- Promotional poster
- Directed by: Stefano Bessoni
- Written by: Luiso Berdejo Richard Stanley
- Produced by: Álvaro Augustín Sonia Raule Javier Ugarte
- Starring: Geraldine Chaplin Oona Chaplin Alberto Amarilla Leticia Dolera
- Cinematography: Arnaldo Catinari
- Edited by: Raimondo Aiello
- Music by: Zacarías M. de la Riva
- Release date: 16 January 2009;
- Running time: 113 minutes
- Countries: Italy Spain
- Budget: €3 million

= Imago Mortis =

Imago Mortis is a 2009 Italian-Spanish film directed by Stefano Bessoni.

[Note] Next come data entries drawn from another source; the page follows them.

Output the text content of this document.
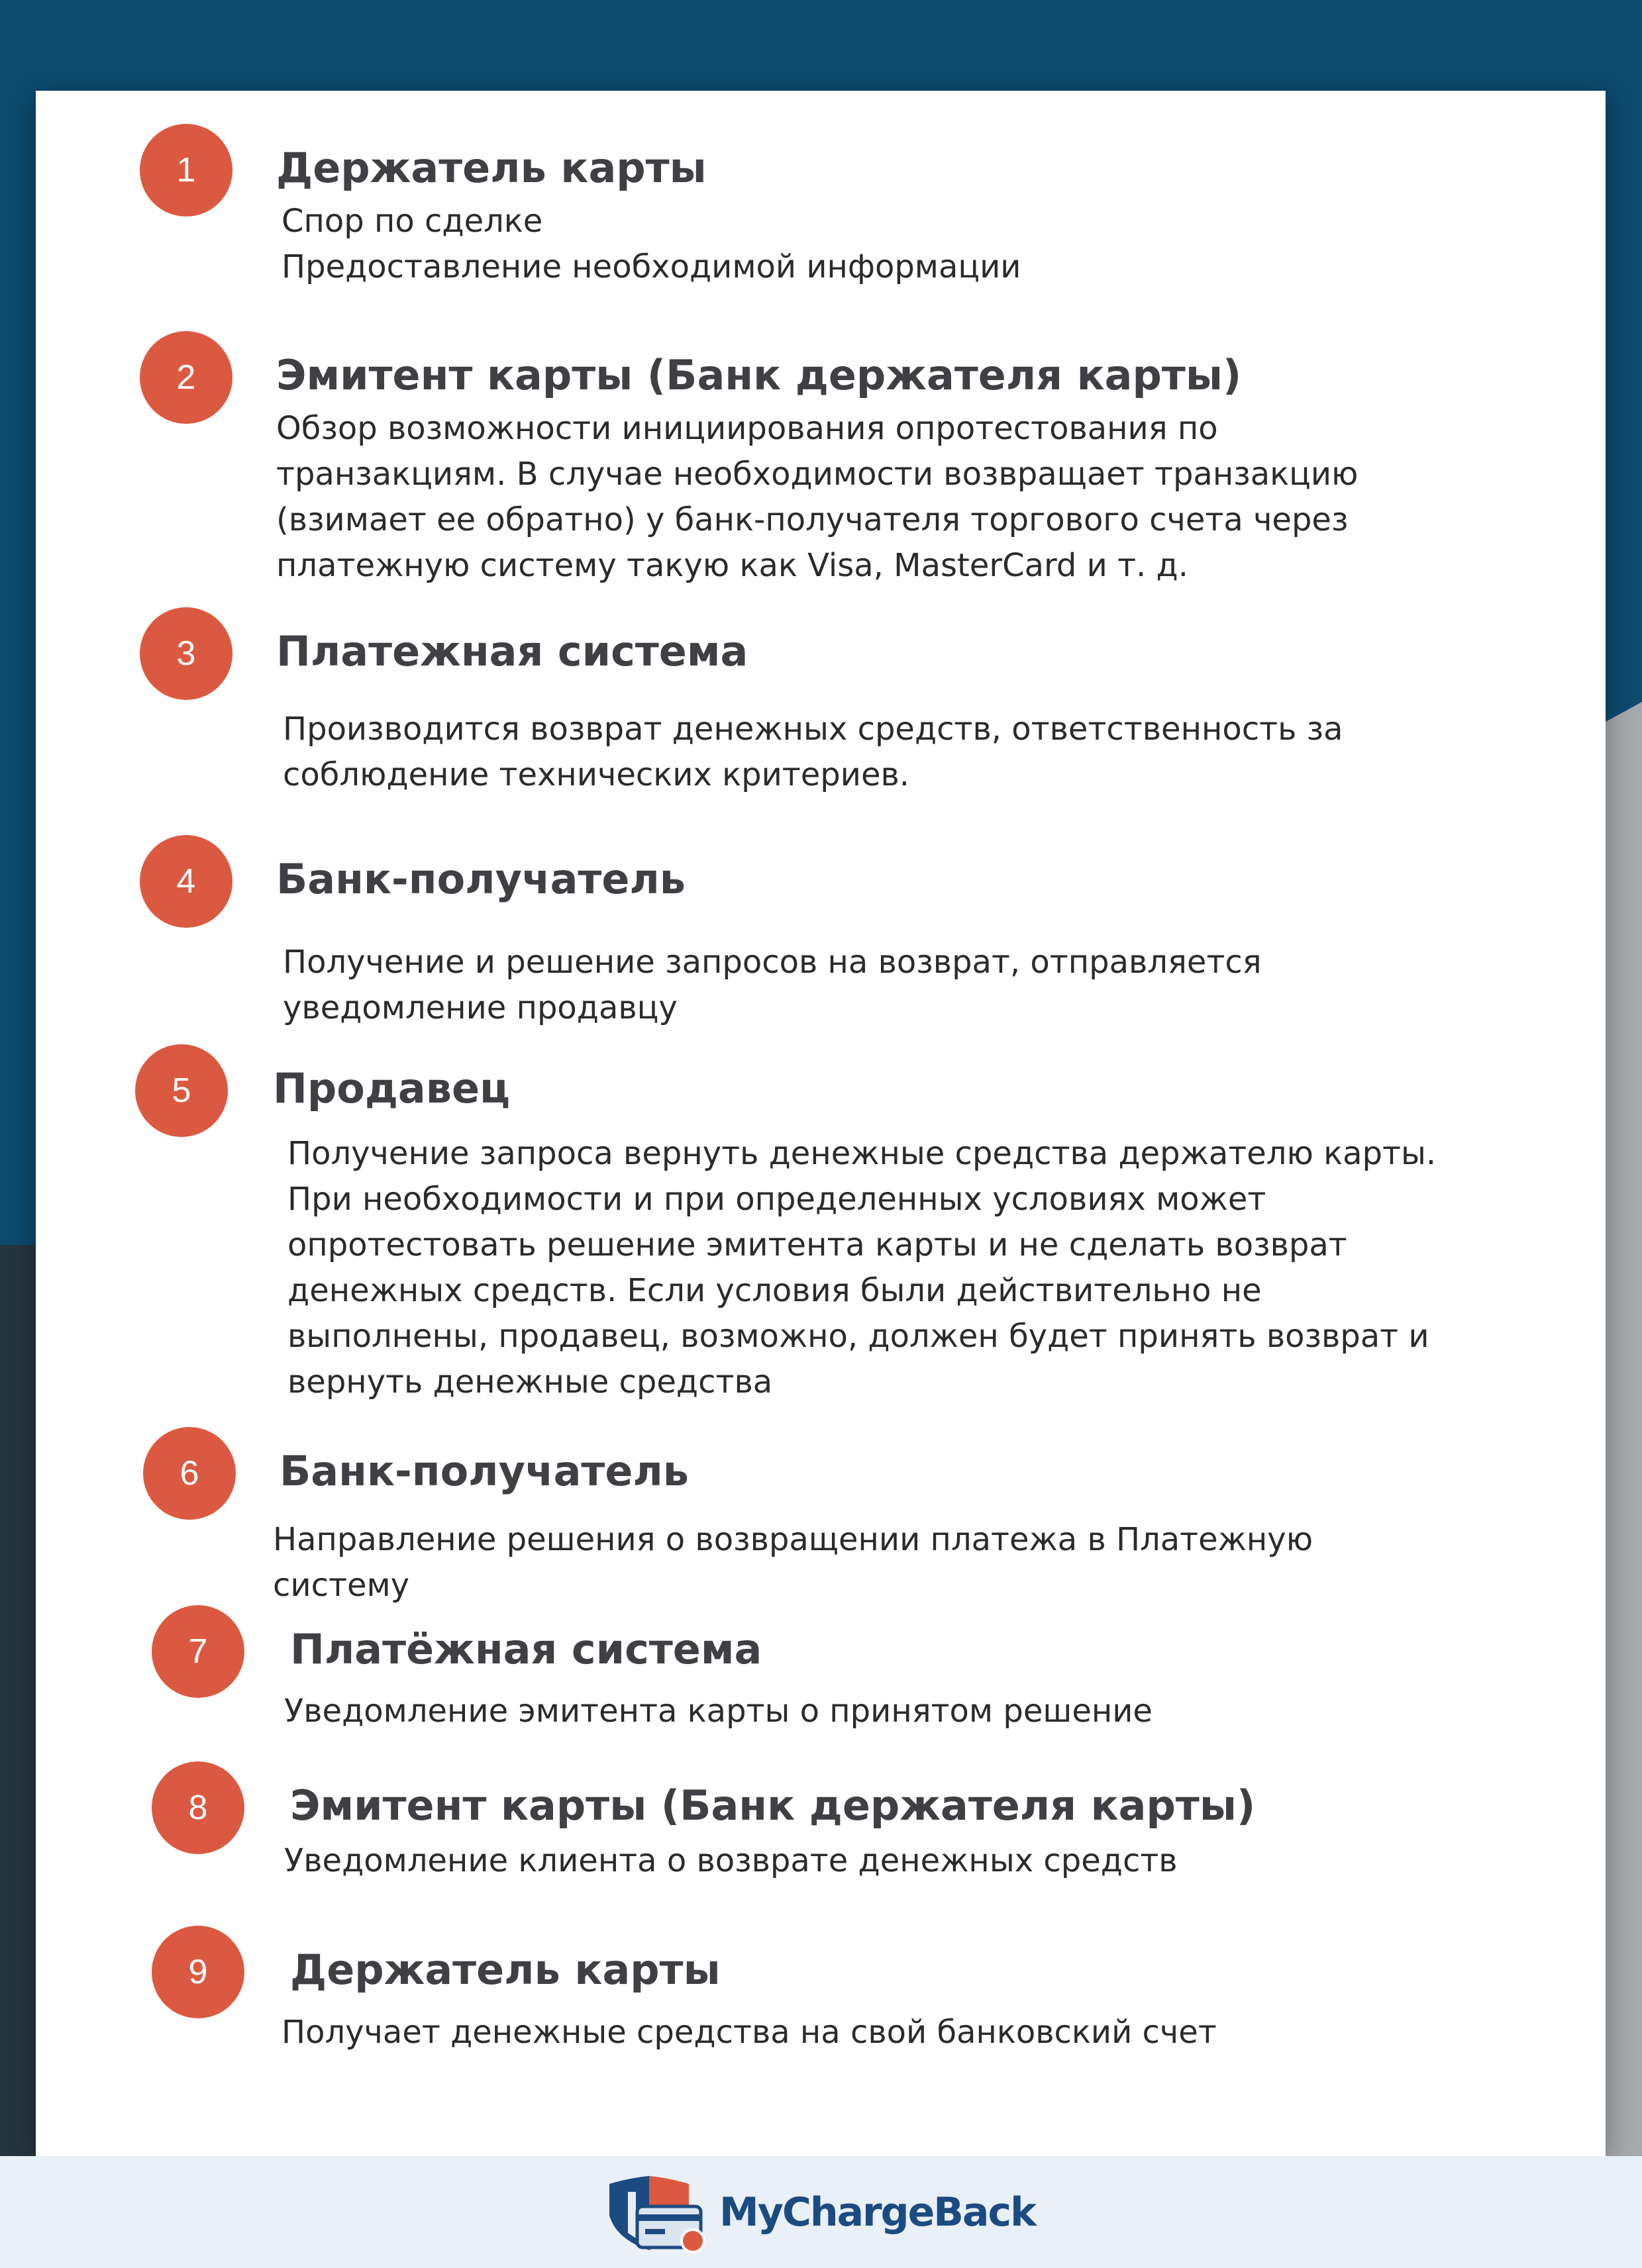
1	Держатель карты

Спор по сделке
Предоставление необходимой информации

2	Эмитент карты (Банк держателя карты)

Обзор возможности инициирования опротестования по
транзакциям. В случае необходимости возвращает транзакцию
(взимает ее обратно) у банк-получателя торгового счета через
платежную систему такую как Visa, MasterCard и т. д.

3	Платежная система

Производится возврат денежных средств, ответственность за
соблюдение технических критериев.

4	Банк-получатель

Получение и решение запросов на возврат, отправляется
уведомление продавцу

5	Продавец

Получение запроса вернуть денежные средства держателю карты.
При необходимости и при определенных условиях может
опротестовать решение эмитента карты и не сделать возврат
денежных средств. Если условия были действительно не
выполнены, продавец, возможно, должен будет принять возврат и
вернуть денежные средства

6	Банк-получатель

Направление решения о возвращении платежа в Платежную
систему

7	Платёжная система

Уведомление эмитента карты о принятом решение

8	Эмитент карты (Банк держателя карты)

Уведомление клиента о возврате денежных средств

9	Держатель карты

Получает денежные средства на свой банковский счет

MyChargeBack
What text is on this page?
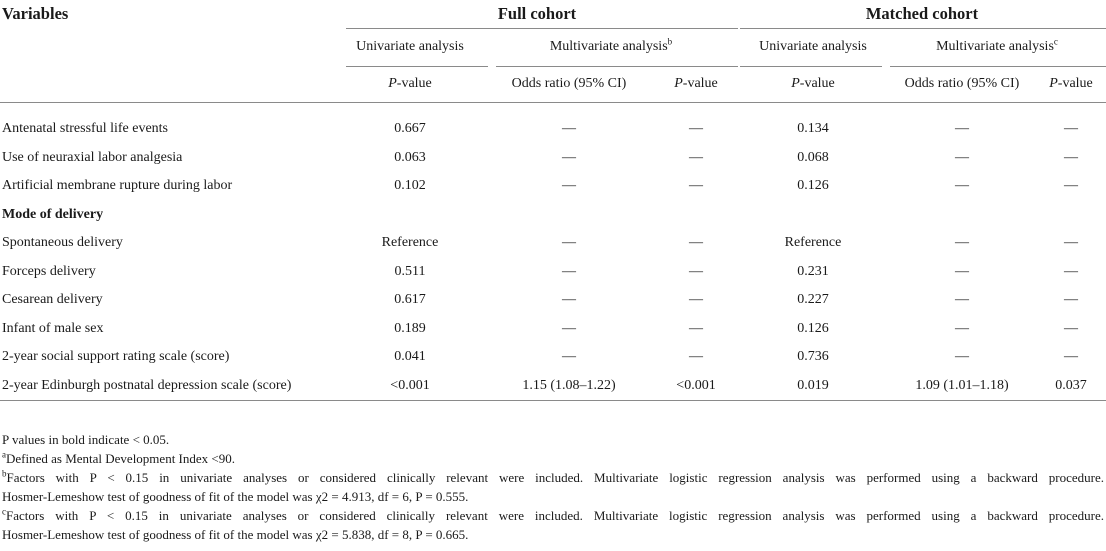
Variables	Full cohort			Matched cohort		
	Univariate analysis	Multivariate analysis$^b$		Univariate analysis	Multivariate analysis$^c$
	P-value	Odds ratio (95% CI)	P-value	P-value	Odds ratio (95% CI)	P-value

Antenatal stressful life events	0.667	—	—	0.134	—	—
Use of neuraxial labor analgesia	0.063	—	—	0.068	—	—
Artificial membrane rupture during labor	0.102	—	—	0.126	—	—
Mode of delivery						
Spontaneous delivery	Reference	—	—	Reference	—	—
Forceps delivery	0.511	—	—	0.231	—	—
Cesarean delivery	0.617	—	—	0.227	—	—
Infant of male sex	0.189	—	—	0.126	—	—
2-year social support rating scale (score)	0.041	—	—	0.736	—	—
2-year Edinburgh postnatal depression scale (score)	<0.001	1.15 (1.08–1.22)	<0.001	0.019	1.09 (1.01–1.18)	0.037

P values in bold indicate < 0.05.

$^a$Defined as Mental Development Index <90.

$^b$Factors with P < 0.15 in univariate analyses or considered clinically relevant were included. Multivariate logistic regression analysis was performed using a backward procedure.

Hosmer-Lemeshow test of goodness of fit of the model was χ2 = 4.913, df = 6, P = 0.555.

$^c$Factors with P < 0.15 in univariate analyses or considered clinically relevant were included. Multivariate logistic regression analysis was performed using a backward procedure.

Hosmer-Lemeshow test of goodness of fit of the model was χ2 = 5.838, df = 8, P = 0.665.
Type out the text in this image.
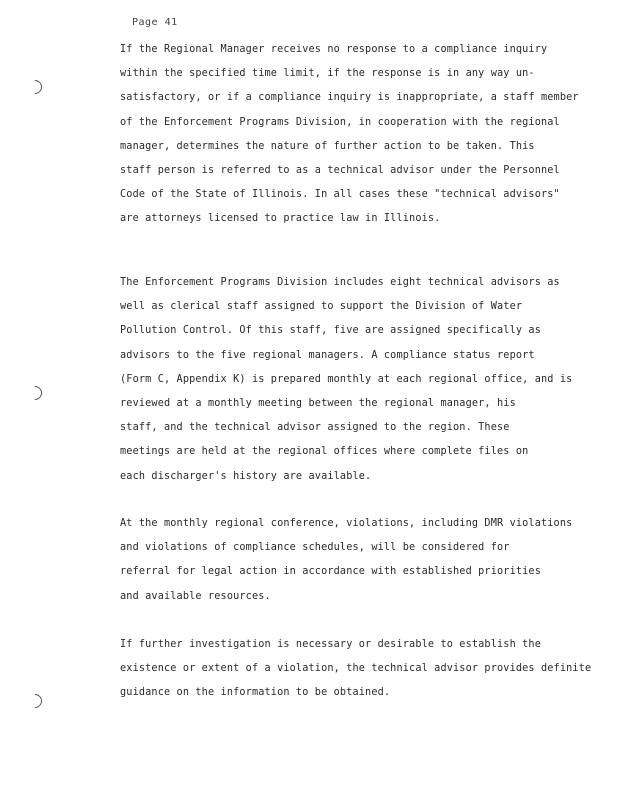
Page 41

If the Regional Manager receives no response to a compliance inquiry
within the specified time limit, if the response is in any way un-
satisfactory, or if a compliance inquiry is inappropriate, a staff member
of the Enforcement Programs Division, in cooperation with the regional
manager, determines the nature of further action to be taken. This
staff person is referred to as a technical advisor under the Personnel
Code of the State of Illinois. In all cases these "technical advisors"
are attorneys licensed to practice law in Illinois.

The Enforcement Programs Division includes eight technical advisors as
well as clerical staff assigned to support the Division of Water
Pollution Control. Of this staff, five are assigned specifically as
advisors to the five regional managers. A compliance status report
(Form C, Appendix K) is prepared monthly at each regional office, and is
reviewed at a monthly meeting between the regional manager, his
staff, and the technical advisor assigned to the region. These
meetings are held at the regional offices where complete files on
each discharger's history are available.

At the monthly regional conference, violations, including DMR violations
and violations of compliance schedules, will be considered for
referral for legal action in accordance with established priorities
and available resources.

If further investigation is necessary or desirable to establish the
existence or extent of a violation, the technical advisor provides definite
guidance on the information to be obtained.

The supernatural thriller stars Geraldine Chaplin and is the first major screen appearance of her daughter, Oona. Richard Stanley, one of the film's scriptwriters, described the film as a "sort of a neo-giallo taking off from Dario Argento's Four Flies on Grey Velvet by way of Umberto Lenzi's Spasmo and DaVinci Code." Speaking about his hopes for the film, Bessoni said; “My film aspires to del revive fantasy cinema, as is happening in Spain”. It was released in Italy on 16 January 2009.

==Plot==
Bruno (Amarilla), a student at the rundown FW Murnau Film School comes across the thanatoscope, an ancient instrument of death. The instrument, created by scientist Girolamo Fumagalli immortalises on a plate the last image seen by the victim’s retina. The school's teachers, led by Countess Orsini (Geraldine Chaplin) are involved in a secretive plot concerning the instrument.

==Cast==
- Geraldine Chaplin as Countess Orsini
- Oona Chaplin as Arianna
- Alberto Amarilla as Bruno
- Leticia Dolera as Leilou
- Álex Angulo as Caligari
- Jun Ichikawa as Aki
- Silvia De Santis as Elena

==Reception==
The film debuted at no. 5 in Spain, grossing $309,175 in its first week. The film took nearly €460,000 on its opening weekend in Italy.

Zacarías M. de la Riva was nominated by the International Film Music Critics Association for Best Original Score for a Horror/Thriller film.